Since childhood I have had many memorable experiences related to trees. The experiences cover a wide range from childhood activities like climbing trees, constructing tree houses, picking fruit, and cutting down a tree for Christmas, to more adult activities like planting and nurturing trees, observing the magic of rustling aspen leaves, walking through groves of giant redwoods, and mourning the loss of favorite trees that were downed by human or natural hands. My appreciation and connectedness to them has grown over the innumerable hours of studying and observing them. All these experiences have led to trees becoming a part of me as if they were close friends.
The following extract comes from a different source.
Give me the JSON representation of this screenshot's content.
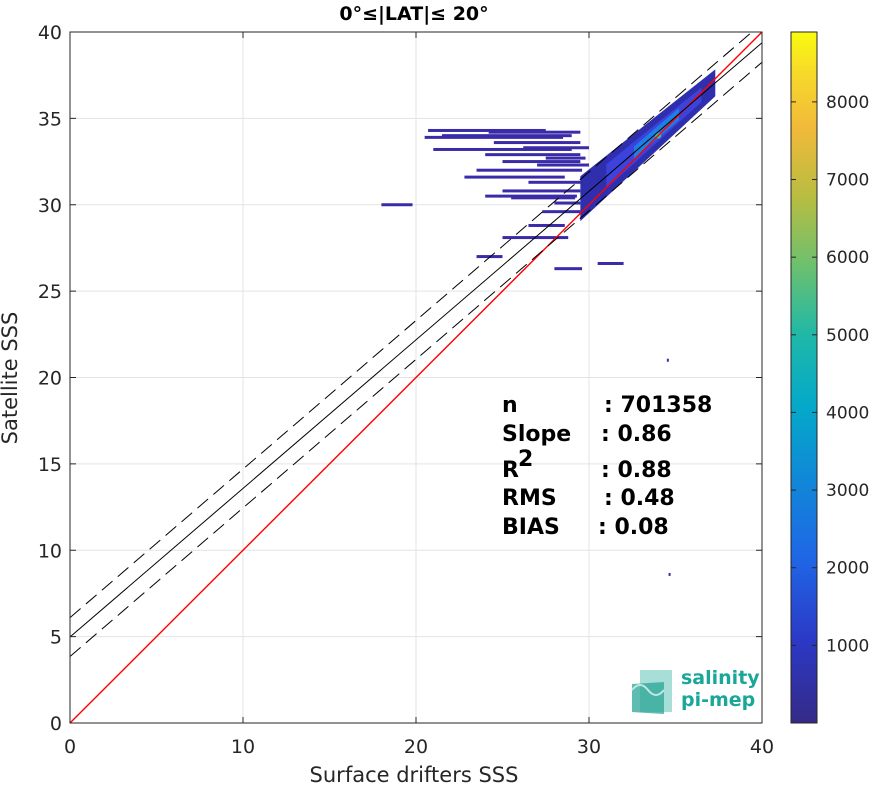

It was only natural then that I would incorporate images of trees into my work. Besides including them in some early sketches and the occasional use of tree branch images, Tree of Life is the first work in which a tree takes on a prominent roll. In the drawing a tree magically grows from a cloud floating in the sky. At its base the trunk dramatically forks into two main branches that wind their way up and around two figures, eventually meeting again at the top. The figures stand on the forked branches and are encircled by them as if they have been standing there as the tree has grown. The figures are in repose, calmly holding hands with their eyes closed. Their encirclement by the branches seems like a natural state. The unity of the figures with the tree represents how all of us are inextricably bound to nature.

Other than the differences between the figures and the variety and dynamics of the foliage, Tree of Life is a strictly symmetrical work. This pictorial structure, as well as the absence of any sense of threat or violence, makes the drawing exude a sense of tranquility. As a result an idealized scene is created - a kind of Garden of Eden reference that is heightened by the fruit hanging from the tree.

Tree of Life
1995, pastel and pencil on paper
12 x 9 in. (sheet: 13 1/8 x 10 1/4 in.)

Tree of Life (preliminary sketch)
1995, graphite on paper
11 1/2 x 8 1/8 in. (sheet: 11 1/2 x 8 1/8 in.)

Tree of Life was done during the early stages of an intensive drawing period in 1995. The motivation for beginning the series of drawings was to realize new ideas because my paintings were taking a long time to complete. The process I followed was to use a pastel technique I had developed years earlier and to do one drawing a week. I began with a preliminary sketch and then used the sketch to execute the finished pastel. As the drawing series progressed the drawings began to take longer and longer to complete and after doing six in 1995 the series ended. I have continued to periodically use the pastel technique to this day.